Josh shrugged. Jayne ran her hand up inside his T-shirt. ‘I guess it’s possible. I told the police – they didn’t seem bothered.’

‘It’s possible that the oilskin wallet you found – with the pearls – had once contained a canvas – an oil painting. A very valuable oil painting,’ said Dryden.

‘And you think we’ve got it?’ he said, gripping his pint glass.

‘Actually, I hadn’t thought of that,’ said Dryden, drinking.

Josh tried to retrieve the situation. ‘I didn’t poke around. I found out what we were dealing with and then called for help.’

The Frog Hall’s windows were frosted, and the mist crowded out what little light was left in the day. A gull appeared in outline on the sill above their table, the sound of its feet shuffling on the wooden grating.

‘What’s Professor Valgimigli like to work with?’ asked Dryden, switching tack.

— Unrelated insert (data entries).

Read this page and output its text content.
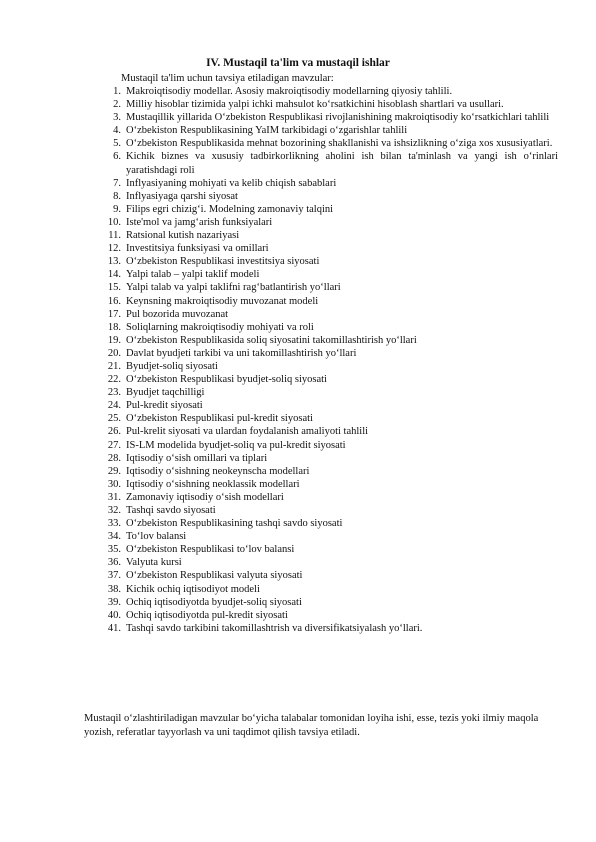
IV. Mustaqil ta'lim va mustaqil ishlar
Mustaqil ta'lim uchun tavsiya etiladigan mavzular:
1. Makroiqtisodiy modellar. Asosiy makroiqtisodiy modellarning qiyosiy tahlili.
2. Milliy hisoblar tizimida yalpi ichki mahsulot koʻrsatkichini hisoblash shartlari va usullari.
3. Mustaqillik yillarida Oʻzbekiston Respublikasi rivojlanishining makroiqtisodiy koʻrsatkichlari tahlili
4. Oʻzbekiston Respublikasining YaIM tarkibidagi oʻzgarishlar tahlili
5. Oʻzbekiston Respublikasida mehnat bozorining shakllanishi va ishsizlikning oʻziga xos xususiyatlari.
6. Kichik biznes va xususiy tadbirkorlikning aholini ish bilan ta'minlash va yangi ish oʻrinlari yaratishdagi roli
7. Inflyasiyaning mohiyati va kelib chiqish sabablari
8. Inflyasiyaga qarshi siyosat
9. Filips egri chizigʻi. Modelning zamonaviy talqini
10. Iste'mol va jamgʻarish funksiyalari
11. Ratsional kutish nazariyasi
12. Investitsiya funksiyasi va omillari
13. Oʻzbekiston Respublikasi investitsiya siyosati
14. Yalpi talab – yalpi taklif modeli
15. Yalpi talab va yalpi taklifni ragʻbatlantirish yoʻllari
16. Keynsning makroiqtisodiy muvozanat modeli
17. Pul bozorida muvozanat
18. Soliqlarning makroiqtisodiy mohiyati va roli
19. Oʻzbekiston Respublikasida soliq siyosatini takomillashtirish yoʻllari
20. Davlat byudjeti tarkibi va uni takomillashtirish yoʻllari
21. Byudjet-soliq siyosati
22. Oʻzbekiston Respublikasi byudjet-soliq siyosati
23. Byudjet taqchilligi
24. Pul-kredit siyosati
25. Oʻzbekiston Respublikasi pul-kredit siyosati
26. Pul-krelit siyosati va ulardan foydalanish amaliyoti tahlili
27. IS-LM modelida byudjet-soliq va pul-kredit siyosati
28. Iqtisodiy oʻsish omillari va tiplari
29. Iqtisodiy oʻsishning neokeynscha modellari
30. Iqtisodiy oʻsishning neoklassik modellari
31. Zamonaviy iqtisodiy oʻsish modellari
32. Tashqi savdo siyosati
33. Oʻzbekiston Respublikasining tashqi savdo siyosati
34. Toʻlov balansi
35. Oʻzbekiston Respublikasi toʻlov balansi
36. Valyuta kursi
37. Oʻzbekiston Respublikasi valyuta siyosati
38. Kichik ochiq iqtisodiyot modeli
39. Ochiq iqtisodiyotda byudjet-soliq siyosati
40. Ochiq iqtisodiyotda pul-kredit siyosati
41. Tashqi savdo tarkibini takomillashtrish va diversifikatsiyalash yoʻllari.
Mustaqil oʻzlashtiriladigan mavzular boʻyicha talabalar tomonidan loyiha ishi, esse, tezis yoki ilmiy maqola yozish, referatlar tayyorlash va uni taqdimot qilish tavsiya etiladi.
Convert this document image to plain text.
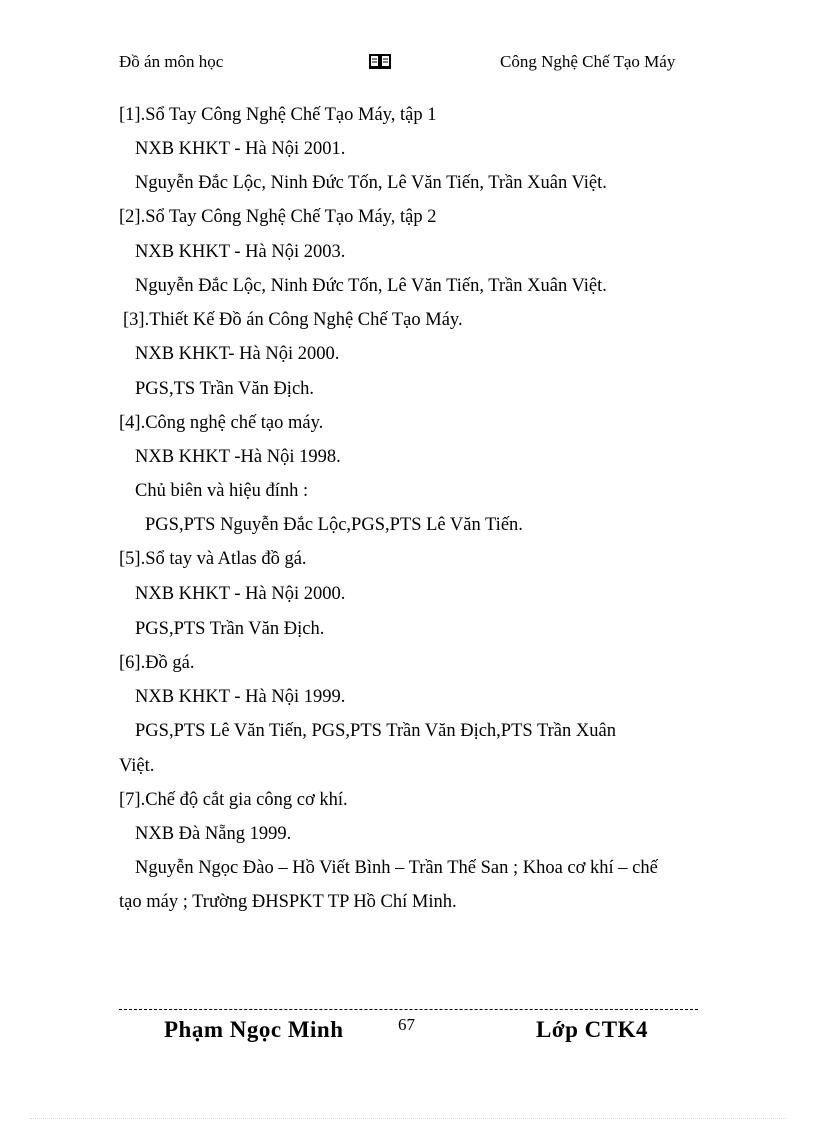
Đồ án môn học	Công Nghệ Chế Tạo Máy
[1].Sổ Tay Công Nghệ Chế Tạo Máy, tập 1
NXB KHKT - Hà Nội 2001.
Nguyễn Đắc Lộc, Ninh Đức Tốn, Lê Văn Tiến, Trần Xuân Việt.
[2].Sổ Tay Công Nghệ Chế Tạo Máy, tập 2
NXB KHKT - Hà Nội 2003.
Nguyễn Đắc Lộc, Ninh Đức Tốn, Lê Văn Tiến, Trần Xuân Việt.
[3].Thiết Kế Đồ án Công Nghệ Chế Tạo Máy.
NXB KHKT- Hà Nội 2000.
PGS,TS Trần Văn Địch.
[4].Công nghệ chế tạo máy.
NXB KHKT -Hà Nội 1998.
Chủ biên và hiệu đính :
PGS,PTS Nguyễn Đắc Lộc,PGS,PTS Lê Văn Tiến.
[5].Sổ tay và Atlas đồ gá.
NXB KHKT - Hà Nội 2000.
PGS,PTS Trần Văn Địch.
[6].Đồ gá.
NXB KHKT - Hà Nội 1999.
PGS,PTS Lê Văn Tiến, PGS,PTS Trần Văn Địch,PTS Trần Xuân
Việt.
[7].Chế độ cắt gia công cơ khí.
NXB Đà Nẵng 1999.
Nguyễn Ngọc Đào – Hồ Viết Bình – Trần Thế San ; Khoa cơ khí – chế
tạo máy ; Trường ĐHSPKT TP Hồ Chí Minh.
Phạm Ngọc Minh	67	Lớp CTK4
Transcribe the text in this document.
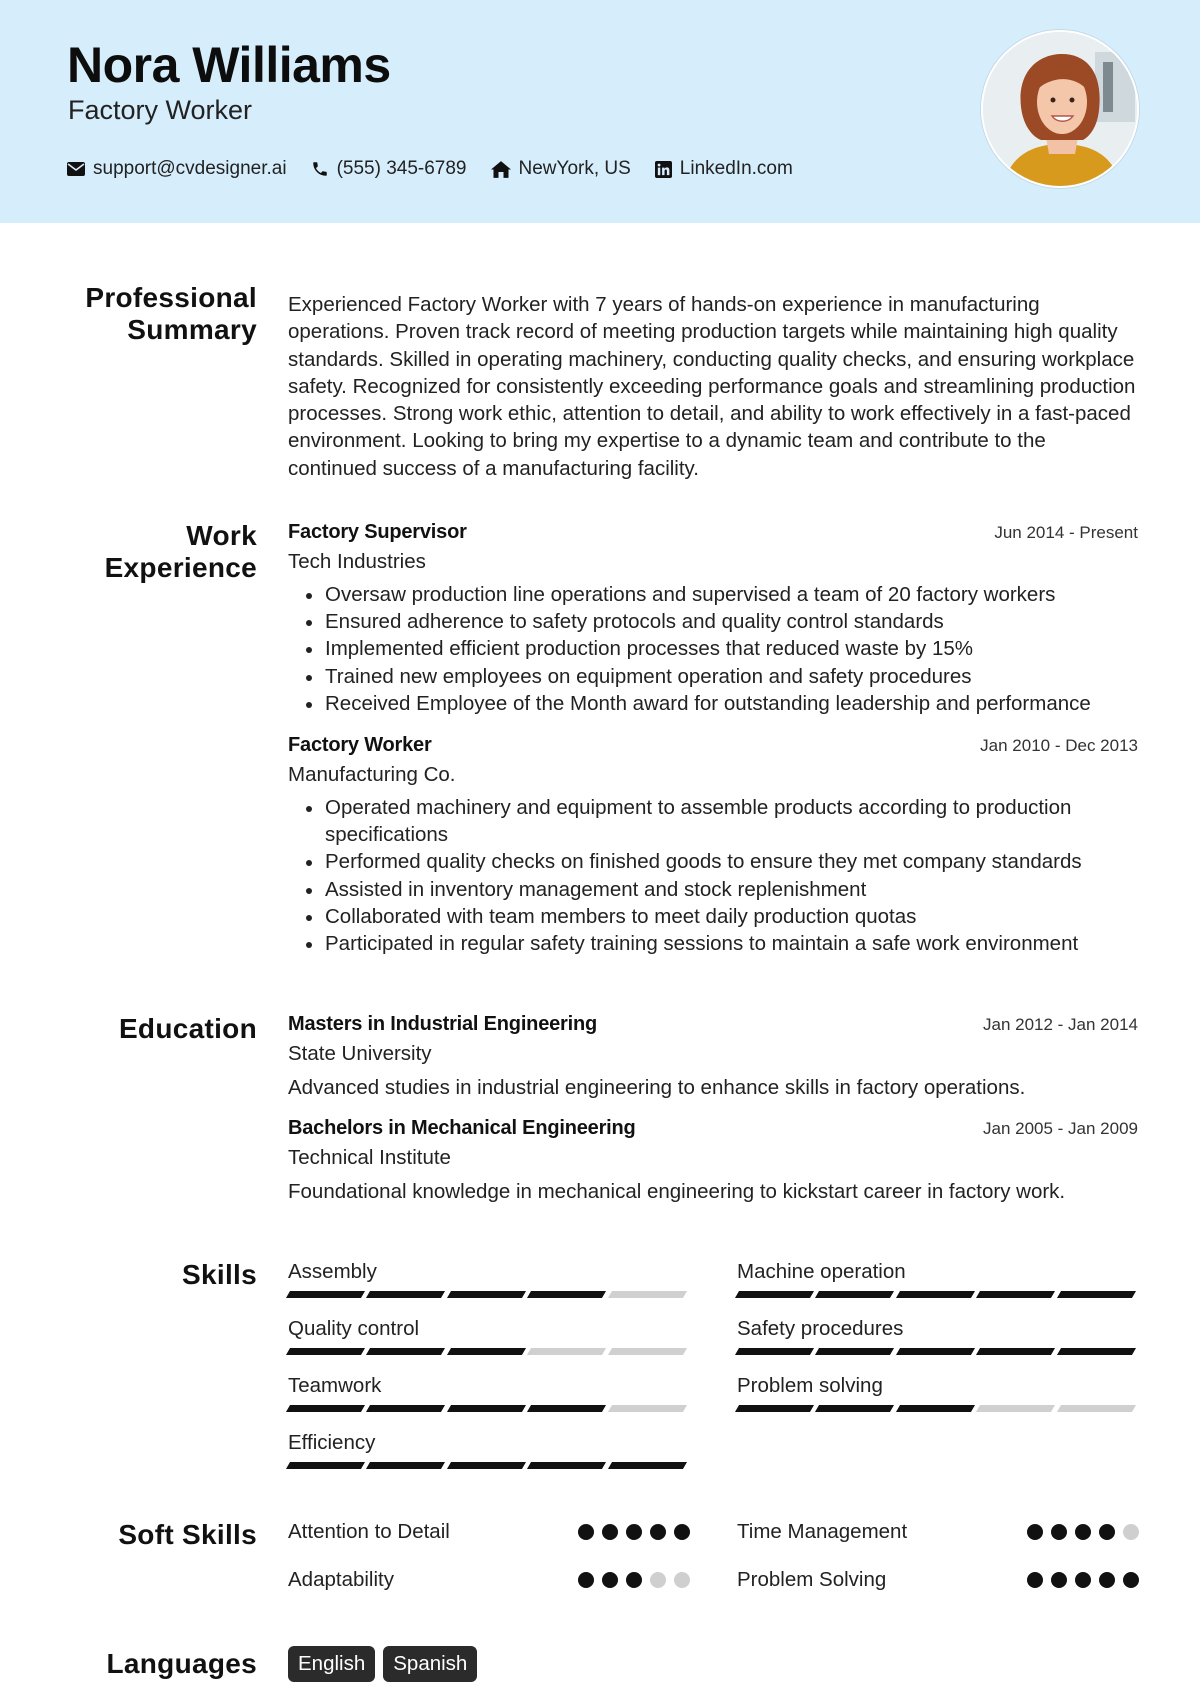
Nora Williams
Factory Worker
support@cvdesigner.ai	(555) 345-6789	NewYork, US	LinkedIn.com
Professional Summary
Experienced Factory Worker with 7 years of hands-on experience in manufacturing operations. Proven track record of meeting production targets while maintaining high quality standards. Skilled in operating machinery, conducting quality checks, and ensuring workplace safety. Recognized for consistently exceeding performance goals and streamlining production processes. Strong work ethic, attention to detail, and ability to work effectively in a fast-paced environment. Looking to bring my expertise to a dynamic team and contribute to the continued success of a manufacturing facility.
Work Experience
Factory Supervisor	Jun 2014 - Present
Tech Industries
Oversaw production line operations and supervised a team of 20 factory workers
Ensured adherence to safety protocols and quality control standards
Implemented efficient production processes that reduced waste by 15%
Trained new employees on equipment operation and safety procedures
Received Employee of the Month award for outstanding leadership and performance
Factory Worker	Jan 2010 - Dec 2013
Manufacturing Co.
Operated machinery and equipment to assemble products according to production specifications
Performed quality checks on finished goods to ensure they met company standards
Assisted in inventory management and stock replenishment
Collaborated with team members to meet daily production quotas
Participated in regular safety training sessions to maintain a safe work environment
Education Masters in Industrial Engineering	Jan 2012 - Jan 2014
State University
Advanced studies in industrial engineering to enhance skills in factory operations.
Bachelors in Mechanical Engineering	Jan 2005 - Jan 2009
Technical Institute
Foundational knowledge in mechanical engineering to kickstart career in factory work.
Skills Assembly	Machine operation
Quality control	Safety procedures
Teamwork	Problem solving
Efficiency
Soft Skills Attention to Detail	Time Management
Adaptability	Problem Solving
Languages	English	Spanish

Another cat’s cradle of exchanged glances. It was the girl who broke the silence. ‘Too many airs and graces – all that Tuscan disdain. It pisses us off – but he knows his stuff. The rein rings are a big find – if we find a chariot burial we can all use it in our work – I’m doing an MA, it’ll help. He can just be a bit difficult. Haughty.’

They all nodded. ‘Which is laughable,’ added Josh, deciding to put the boot in. ‘When you think where he came from.’

They all smiled in a way which made Dryden’s skin creep, but he took the bait. ‘Tuscany?’ he asked, remembering too late that he’d had a chance to ask Valgimigli himself on the steps of Alder’s funeral parlour.

‘Yeah. But originally. All that Italian sophistication, eh? Try the Fens.’

Dryden looked incredulous. ‘You can’t be serious. The accent. The tan. The career?’

‘His passport’s British – we’ve seen it. We went to Oslo to see a ship burial when the dig started.’

‘Fine. So he’s a Brit.’

‘The Fens,’ said Josh. ‘He told us – later, when he talked us through the history of the site. He said he came here as a kid, from school – to see the huts. He left after university – Cambridge – for Italy.’